ABSTRACT
With the rapid development of computer and artificial intelligence, how to develop computational methods based on first principles to make full use of the computing powers of computers, to directly simulate realistic chemical reaction systems and the interaction processes of biomolecules in silico becomes a new challenge. By simulating realistic chemical reaction process, we can extract the detailed dynamics information to help us understand the microscopic mechanism of the chemical process, discover new reaction pathways, and even discover new molecules. Here we describe our simulation studies for the pyrolysis of high-energy molecules, the combustion of methane and an organic reaction system. The analysis of trajectories of these reactions provide detailed information about important reaction processes and new insight on the reaction mechanism. For biological systems, we report some recent work in the computational study of protein-protein binding free energy and the quantitative effect of protein variation on binding free energy. The application of these methods provides useful information at the atomic level for us to understand and design protein-ligand and protein-protein interactions, and provide helpful guidance for further development of more accurate and reliable new theoretical calculation methods.
BIOGRAPHY
Prof. John Zhang received his Ph. D degree from the Department of Physics of the University of Houston in 1990 and did postdoctoral research at UC Berkeley.

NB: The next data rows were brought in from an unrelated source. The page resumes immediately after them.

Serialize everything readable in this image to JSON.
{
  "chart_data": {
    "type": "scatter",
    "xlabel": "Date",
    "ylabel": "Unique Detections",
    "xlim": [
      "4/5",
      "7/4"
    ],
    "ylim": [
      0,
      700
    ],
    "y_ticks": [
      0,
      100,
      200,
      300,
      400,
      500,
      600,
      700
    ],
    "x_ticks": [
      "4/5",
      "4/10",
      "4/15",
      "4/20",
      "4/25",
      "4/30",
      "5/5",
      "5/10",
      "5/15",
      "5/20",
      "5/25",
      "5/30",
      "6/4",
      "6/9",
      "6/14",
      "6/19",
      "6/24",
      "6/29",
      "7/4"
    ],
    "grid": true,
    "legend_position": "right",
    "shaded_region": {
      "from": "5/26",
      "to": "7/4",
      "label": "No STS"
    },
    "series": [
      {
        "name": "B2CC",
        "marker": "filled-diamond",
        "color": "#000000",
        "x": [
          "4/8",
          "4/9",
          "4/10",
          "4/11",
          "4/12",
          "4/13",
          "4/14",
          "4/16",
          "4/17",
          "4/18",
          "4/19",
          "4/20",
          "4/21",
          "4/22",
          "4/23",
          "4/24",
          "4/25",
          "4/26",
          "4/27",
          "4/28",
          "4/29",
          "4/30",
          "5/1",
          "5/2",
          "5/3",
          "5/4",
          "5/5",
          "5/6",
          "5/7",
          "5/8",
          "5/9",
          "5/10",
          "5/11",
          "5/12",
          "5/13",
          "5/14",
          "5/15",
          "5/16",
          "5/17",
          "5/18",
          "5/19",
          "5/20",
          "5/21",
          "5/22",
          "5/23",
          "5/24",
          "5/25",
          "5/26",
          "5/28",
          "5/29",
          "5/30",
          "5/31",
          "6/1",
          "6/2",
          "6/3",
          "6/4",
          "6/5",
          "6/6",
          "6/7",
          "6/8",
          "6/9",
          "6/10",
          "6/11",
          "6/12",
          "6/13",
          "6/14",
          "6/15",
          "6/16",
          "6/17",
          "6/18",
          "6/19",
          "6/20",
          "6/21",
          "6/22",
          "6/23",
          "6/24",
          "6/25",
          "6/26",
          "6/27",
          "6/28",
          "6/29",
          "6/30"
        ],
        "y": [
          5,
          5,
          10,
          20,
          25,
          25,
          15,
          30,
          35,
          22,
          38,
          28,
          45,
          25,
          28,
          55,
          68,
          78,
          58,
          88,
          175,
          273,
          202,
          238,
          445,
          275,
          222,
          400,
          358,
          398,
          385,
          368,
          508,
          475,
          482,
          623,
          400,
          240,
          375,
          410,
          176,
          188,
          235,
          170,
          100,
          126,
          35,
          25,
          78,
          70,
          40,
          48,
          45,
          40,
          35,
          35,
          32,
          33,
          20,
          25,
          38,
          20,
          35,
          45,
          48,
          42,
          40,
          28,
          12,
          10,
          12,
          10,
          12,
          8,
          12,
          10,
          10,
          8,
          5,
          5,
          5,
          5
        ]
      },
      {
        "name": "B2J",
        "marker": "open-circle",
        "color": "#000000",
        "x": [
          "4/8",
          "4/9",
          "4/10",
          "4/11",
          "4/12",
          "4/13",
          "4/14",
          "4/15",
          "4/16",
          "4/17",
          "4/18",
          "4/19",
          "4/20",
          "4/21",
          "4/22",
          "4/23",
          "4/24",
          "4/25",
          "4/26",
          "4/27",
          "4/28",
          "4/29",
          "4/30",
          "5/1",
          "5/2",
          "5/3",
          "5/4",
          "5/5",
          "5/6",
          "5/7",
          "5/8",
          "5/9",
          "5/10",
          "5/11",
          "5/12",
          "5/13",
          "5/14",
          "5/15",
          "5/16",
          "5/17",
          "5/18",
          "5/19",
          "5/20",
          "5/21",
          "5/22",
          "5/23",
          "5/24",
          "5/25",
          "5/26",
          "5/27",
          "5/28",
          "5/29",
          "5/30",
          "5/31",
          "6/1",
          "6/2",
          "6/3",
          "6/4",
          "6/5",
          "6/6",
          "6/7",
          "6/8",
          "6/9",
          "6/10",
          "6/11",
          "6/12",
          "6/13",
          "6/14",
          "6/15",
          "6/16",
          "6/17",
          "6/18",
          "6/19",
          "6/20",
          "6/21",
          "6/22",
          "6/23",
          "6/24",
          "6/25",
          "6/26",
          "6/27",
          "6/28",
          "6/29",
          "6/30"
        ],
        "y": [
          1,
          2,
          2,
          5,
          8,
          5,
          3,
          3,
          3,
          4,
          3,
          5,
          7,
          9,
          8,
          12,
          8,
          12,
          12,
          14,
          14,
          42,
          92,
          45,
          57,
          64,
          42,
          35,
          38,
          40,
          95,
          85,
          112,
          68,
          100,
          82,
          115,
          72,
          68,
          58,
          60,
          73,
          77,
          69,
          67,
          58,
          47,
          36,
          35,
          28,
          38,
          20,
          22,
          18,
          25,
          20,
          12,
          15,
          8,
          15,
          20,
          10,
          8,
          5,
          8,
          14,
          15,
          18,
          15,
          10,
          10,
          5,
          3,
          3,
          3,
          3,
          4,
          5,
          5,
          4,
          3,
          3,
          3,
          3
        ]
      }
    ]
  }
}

He became an Assistant Professor at New York University in 1990 and promoted to full professor in 1997. He was the founding director of the Institute of Theoretical and Computational Chemistry of Nanjing University, professor at East China Normal University, director of Shanghai New York University-East China Normal University Joint Research Center for Computational Chemistry. He is currently a chair professor at Shenzhen Institute of Advance Technology. Prof. John Zhang received Camille and Henry Dreyfus New Faculty Award, Sloan Research Fellowship, Camille Dreyfus Teacher-Scholar, and NSF Presidential Faculty Fellow, Changjiang chair professors of the Ministry of Education of China, Fellow of the Royal Society of Chemistry (UK).